As is often acknowledged, the issue of regulating multinational corporations has direct relevance and urgency in Canada, where almost 75 percent of the mining companies in the world are headquartered. The Canadian government has historically made concessions to the extractive industry and supported it through a loose regulatory regime, tax incentives and diplomatic assistance. In 2020, the Canadian government placed a ban on the importation of goods involving forced labour in the supply chains, however there has been no enforcement up to date.

In 2020, in Nevsun Resources Ltd. v. Araya, a ruling that represents a significant leap towards liability for Canadian corporations abroad, the Canadian Supreme Court directly adopted customary international law (general practice accepted as law) into the common law of Canada, not only as an interpretive tool, but in order to provide the victims of a mining company, Nevsun, with a civil recourse in Canada. The ruling was further unique in that it applied the rules of customary international law which are normally applicable only to States, to a corporation, a private actor.

The case involved three refugees from Eritrea who had suffered inhumane treatment while working in a mine owned by a Canadian company, Nevsun Resources Ltd. The treatment of workers included slavery, forced confinement and a variety of punishments, including “being ordered to roll in the hot sand while being beaten with sticks until losing consciousness”.
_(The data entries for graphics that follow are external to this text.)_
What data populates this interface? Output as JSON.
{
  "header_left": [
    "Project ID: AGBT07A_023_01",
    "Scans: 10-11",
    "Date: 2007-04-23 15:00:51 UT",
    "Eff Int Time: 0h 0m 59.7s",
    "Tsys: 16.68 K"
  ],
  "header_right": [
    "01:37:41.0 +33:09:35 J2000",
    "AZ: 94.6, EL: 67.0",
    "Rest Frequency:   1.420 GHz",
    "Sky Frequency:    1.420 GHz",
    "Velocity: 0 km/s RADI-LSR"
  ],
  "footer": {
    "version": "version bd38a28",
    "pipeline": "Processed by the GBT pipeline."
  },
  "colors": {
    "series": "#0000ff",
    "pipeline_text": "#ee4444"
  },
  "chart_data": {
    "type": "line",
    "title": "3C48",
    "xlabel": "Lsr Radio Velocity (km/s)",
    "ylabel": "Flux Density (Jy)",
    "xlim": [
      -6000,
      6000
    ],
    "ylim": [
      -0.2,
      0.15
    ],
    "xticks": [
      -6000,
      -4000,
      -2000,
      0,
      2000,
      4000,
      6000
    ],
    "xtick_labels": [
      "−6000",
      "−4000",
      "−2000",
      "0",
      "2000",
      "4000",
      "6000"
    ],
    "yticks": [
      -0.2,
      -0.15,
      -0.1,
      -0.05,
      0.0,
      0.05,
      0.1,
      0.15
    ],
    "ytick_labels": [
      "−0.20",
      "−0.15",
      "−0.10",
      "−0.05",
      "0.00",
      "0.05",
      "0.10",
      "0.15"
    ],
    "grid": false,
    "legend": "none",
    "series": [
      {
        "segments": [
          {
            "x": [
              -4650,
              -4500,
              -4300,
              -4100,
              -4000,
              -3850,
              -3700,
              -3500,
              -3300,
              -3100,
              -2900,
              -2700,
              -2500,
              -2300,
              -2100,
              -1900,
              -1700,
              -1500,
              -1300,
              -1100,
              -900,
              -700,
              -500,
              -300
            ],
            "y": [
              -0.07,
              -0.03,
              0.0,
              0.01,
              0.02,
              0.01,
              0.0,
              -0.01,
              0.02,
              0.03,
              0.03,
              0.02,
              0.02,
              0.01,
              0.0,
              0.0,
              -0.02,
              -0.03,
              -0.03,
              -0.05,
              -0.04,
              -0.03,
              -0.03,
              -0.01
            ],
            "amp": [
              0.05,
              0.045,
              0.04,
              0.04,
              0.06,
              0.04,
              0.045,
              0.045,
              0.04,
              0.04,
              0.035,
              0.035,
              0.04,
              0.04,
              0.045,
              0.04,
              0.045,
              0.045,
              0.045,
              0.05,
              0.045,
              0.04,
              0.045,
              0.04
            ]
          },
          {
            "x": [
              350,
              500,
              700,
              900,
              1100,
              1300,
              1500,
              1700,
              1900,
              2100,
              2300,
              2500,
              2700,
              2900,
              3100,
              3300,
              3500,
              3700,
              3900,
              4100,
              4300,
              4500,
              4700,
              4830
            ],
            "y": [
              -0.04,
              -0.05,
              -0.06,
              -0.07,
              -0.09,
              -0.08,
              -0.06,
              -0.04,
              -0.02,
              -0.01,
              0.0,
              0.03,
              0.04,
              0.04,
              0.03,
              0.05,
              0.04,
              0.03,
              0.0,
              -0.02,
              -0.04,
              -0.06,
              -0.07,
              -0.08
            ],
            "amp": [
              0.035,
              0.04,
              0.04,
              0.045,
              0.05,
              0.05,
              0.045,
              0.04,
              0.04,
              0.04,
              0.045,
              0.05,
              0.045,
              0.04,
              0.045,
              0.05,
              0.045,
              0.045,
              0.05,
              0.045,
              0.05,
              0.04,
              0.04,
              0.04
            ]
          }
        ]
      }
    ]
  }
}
The Court emphasized the post WWII revolutionary shift of international law from state-centric to focused on the protection of individual rights. It rejected a conception of human rights law as aspirational, in favour of a practical approach that identifies abuses and addresses them. In doing so, the Court acknowledges the vast scope of the effects of Canadian corporations on the lives of workers overseas and prioritized individual rights over the political and economic considerations that have historically dampened the willingness and ability of the State to act.

Taken together, Lafarge, Vedanta and Nevsun, along with Begum, offer a window on the growing sensibility of domestic courts towards the fact that multinational corporations’ private governing systems largely exist outside of the states’ regulatory capabilities. In recognizing the implications of this impunity, the courts show an increasing willingness to shift the emphasis from abstract models of law to an approach that evaluates the effects of corporate acts on victims of human rights abuses and environmental harms. This development in the case law, parallel to the continuing legislative efforts concerning supply chain transparency and accountability as most recently in Australia, Germany and Norway is of utmost significance for corporate and inhouse counsel and should be paid close attention to.